Product of two Lebesgue integrable functions not Lebesgue integrable

Try $f(x)=g(x)=\dfrac1{\sqrt{x}}$ for every $x$ in $(0,1)$ and $f(x)=g(x)=0$ for every $x$ in $\mathbb R\setminus(0,1)$. The Borel measurability of $f=g$ stems from the fact that $f=g$ is continuous everywhere except at points $0$ and $1$. The integrability of $f=g$ over $\mathbb R$ stems from the fact that the Riemann integral $\int\limits_0^1\dfrac{\mathrm dx}{x^a}$ is finite for every $a<1$ and in particular for $a=1/2$. The non integrability of $f\cdot g$ over $\mathbb R$ stems from the fact that the Riemann integral $\int\limits_0^1\dfrac{\mathrm dx}{x^a}$ is infinite for every $a\geqslant1$ and in particular for $a=1$.
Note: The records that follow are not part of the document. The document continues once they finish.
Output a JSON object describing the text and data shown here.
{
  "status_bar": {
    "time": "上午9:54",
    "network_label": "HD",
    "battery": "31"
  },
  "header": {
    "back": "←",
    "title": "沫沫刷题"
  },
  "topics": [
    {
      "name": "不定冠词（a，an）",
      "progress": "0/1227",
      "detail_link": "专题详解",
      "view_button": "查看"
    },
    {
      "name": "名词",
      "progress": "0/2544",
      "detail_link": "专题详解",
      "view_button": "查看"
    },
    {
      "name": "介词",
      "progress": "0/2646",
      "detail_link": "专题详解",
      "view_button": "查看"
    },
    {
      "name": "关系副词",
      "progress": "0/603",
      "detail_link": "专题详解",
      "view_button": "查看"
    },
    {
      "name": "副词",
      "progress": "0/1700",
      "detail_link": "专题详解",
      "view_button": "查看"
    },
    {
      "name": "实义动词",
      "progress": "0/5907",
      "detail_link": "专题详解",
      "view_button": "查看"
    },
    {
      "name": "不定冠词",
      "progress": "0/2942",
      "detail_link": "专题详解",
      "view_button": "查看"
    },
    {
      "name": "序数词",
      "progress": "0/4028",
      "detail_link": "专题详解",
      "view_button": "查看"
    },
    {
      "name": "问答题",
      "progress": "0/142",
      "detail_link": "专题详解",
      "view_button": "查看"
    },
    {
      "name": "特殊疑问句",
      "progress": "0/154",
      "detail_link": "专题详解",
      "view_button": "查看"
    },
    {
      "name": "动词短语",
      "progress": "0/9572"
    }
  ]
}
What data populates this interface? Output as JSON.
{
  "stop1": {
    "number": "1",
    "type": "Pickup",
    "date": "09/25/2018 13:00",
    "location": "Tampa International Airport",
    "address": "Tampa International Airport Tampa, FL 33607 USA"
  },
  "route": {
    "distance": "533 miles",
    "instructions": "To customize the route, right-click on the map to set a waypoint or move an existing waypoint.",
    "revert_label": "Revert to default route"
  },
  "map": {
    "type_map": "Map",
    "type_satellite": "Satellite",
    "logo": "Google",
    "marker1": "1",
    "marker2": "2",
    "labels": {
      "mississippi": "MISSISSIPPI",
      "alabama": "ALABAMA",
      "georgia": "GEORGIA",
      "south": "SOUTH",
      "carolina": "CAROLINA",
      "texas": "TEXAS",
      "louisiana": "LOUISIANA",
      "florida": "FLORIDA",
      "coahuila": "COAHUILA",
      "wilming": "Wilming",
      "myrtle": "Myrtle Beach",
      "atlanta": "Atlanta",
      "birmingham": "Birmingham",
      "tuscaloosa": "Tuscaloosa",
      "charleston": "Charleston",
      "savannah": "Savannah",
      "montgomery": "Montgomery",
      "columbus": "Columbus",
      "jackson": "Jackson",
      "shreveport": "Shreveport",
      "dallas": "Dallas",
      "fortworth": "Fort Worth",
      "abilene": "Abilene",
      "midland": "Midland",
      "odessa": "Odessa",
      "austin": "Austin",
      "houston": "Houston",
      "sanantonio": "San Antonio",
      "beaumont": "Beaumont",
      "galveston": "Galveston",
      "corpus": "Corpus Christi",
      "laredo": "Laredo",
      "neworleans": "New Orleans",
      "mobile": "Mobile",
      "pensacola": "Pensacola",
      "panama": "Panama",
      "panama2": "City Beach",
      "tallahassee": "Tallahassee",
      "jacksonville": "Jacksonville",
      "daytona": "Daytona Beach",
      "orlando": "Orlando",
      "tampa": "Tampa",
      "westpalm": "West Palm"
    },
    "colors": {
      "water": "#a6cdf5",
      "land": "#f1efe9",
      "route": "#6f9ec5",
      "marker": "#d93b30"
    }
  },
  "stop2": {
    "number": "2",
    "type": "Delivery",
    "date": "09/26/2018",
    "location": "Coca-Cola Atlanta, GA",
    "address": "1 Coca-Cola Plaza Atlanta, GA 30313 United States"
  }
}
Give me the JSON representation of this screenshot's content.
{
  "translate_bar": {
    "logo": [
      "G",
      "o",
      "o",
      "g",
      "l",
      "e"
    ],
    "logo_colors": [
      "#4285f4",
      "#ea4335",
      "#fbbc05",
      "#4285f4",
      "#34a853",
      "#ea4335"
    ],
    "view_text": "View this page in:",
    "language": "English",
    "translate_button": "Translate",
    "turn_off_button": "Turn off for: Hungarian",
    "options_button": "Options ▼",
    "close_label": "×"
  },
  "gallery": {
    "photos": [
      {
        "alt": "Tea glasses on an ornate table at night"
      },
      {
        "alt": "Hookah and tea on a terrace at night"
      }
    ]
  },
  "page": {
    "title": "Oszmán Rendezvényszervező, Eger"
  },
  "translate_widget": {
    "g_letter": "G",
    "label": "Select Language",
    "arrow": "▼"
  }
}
Well that link tells you how to do it: $f$ and $g$ must be unbounded.

Also, your computations show that you can reduce the problem to the case $f=g$, cause if it would be true in this case you can show it in general.

And since you use the Lebesgue integral, pick a step function $f= \sum n 1_{I_n}$, where $I_n$ is an interval... How can you make $f$ Lebesgue integrable but $f^2$ not?